So lesson learnt, never work with kids or animals! Our published shoots are always without children (now) and usually away from our homes. Our blog images are done when we can fit them in – when kids are sleeping or after hours when they are all in bed. The latter relies on lights which opens a new can of worms getting to grips with artificial light sources and understanding how to get the best images with flattering lighting. We keep telling ourselves if it was easy everyone would be doing it and the set backs are all experiences to learn from and make you stronger in the long run. Another appropriate saying I picked up from a rogue Irish BF many years ago is “smile through your tears”. That pretty much summed up our week!
- 2 cups plain flour
- ¼ teaspoon salt
- 125g butter
- cold water
- 1 egg yolk and 1 tablespoon cold water to glaze the pastry
- 1 tablespoon oil
- 1 onion finely chopped
- 2 cloves garlic crushed
- 500g mince (beef)
- 1½ tablespoons plain flour
- ½ cup beef stock
- 2 tablespoons tomato puree
- Pastry (Food Processor)
- Have butter and water very cold.
- Dice butter.
- Put flour in a food processor.
- Add butter.
- Pulse until it resembles fine breadcrumbs.

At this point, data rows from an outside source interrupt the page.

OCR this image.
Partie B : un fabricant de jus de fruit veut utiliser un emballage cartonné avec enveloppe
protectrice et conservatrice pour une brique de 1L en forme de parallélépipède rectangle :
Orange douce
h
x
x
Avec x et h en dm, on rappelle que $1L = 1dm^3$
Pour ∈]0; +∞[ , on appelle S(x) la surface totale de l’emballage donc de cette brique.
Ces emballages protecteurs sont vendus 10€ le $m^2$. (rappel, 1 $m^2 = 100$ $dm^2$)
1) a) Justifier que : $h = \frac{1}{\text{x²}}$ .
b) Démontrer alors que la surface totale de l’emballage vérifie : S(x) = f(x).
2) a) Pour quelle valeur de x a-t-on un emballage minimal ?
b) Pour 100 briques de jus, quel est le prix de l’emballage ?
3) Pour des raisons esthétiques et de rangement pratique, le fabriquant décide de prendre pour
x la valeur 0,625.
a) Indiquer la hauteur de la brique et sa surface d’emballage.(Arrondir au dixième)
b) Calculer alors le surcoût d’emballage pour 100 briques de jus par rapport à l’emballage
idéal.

- Add water and pulse until mixture forms small balls.
- Do not overmix.
- Turn out onto a lightly floured surface.
- Knead lightly.
- Wrap and chill for at least 15 minutes.
- Pie filling
- Heat oil in a frying pan.
- Add onion and garlic and cook until onion is golden, stirring constantly.
- Add mince and cook until meat is browned and crumbly. Stir in flour and cook for 30 seconds.
- Gradually add stock.
- Bring to the boil, stirring constantly.
- Stir in tomato puree and salt and pepper to taste.
- Simmer gently for 10 minutes.
- Set aside to cool.
- Cut pastry in half.
- On a lightly floured board roll out one portion and line a 22cm pie plate.
- Trim off excess.
- Wet edges of pastry.
- Spoon meat filling onto pastry.
- Roll remaining pastry to fit top of plate.
- Carefully place pastry over filling.
- Press edges firmly together.
- Decorate with any pastry trimmings.
- Combine egg yolk and water and brush over pastry.
- Make 2 holes in the center of pastry.
- Bake at 200 degrees for 25 minutes or until golden.
Notes + adaptations
I added a 300g can of baked beans and omitted the tomato puree. I needed more than the stated 1/2 cup stock. I upped it to 1 cup. I just used stock cubes. I added 2 chopped carrots to the onion and garlic mix, a few stray bits of broccoli I found in the fridge and a few handfuls of frozen peas at the end. I didn’t glaze with the egg yolk/water either or make the holes in my pastry.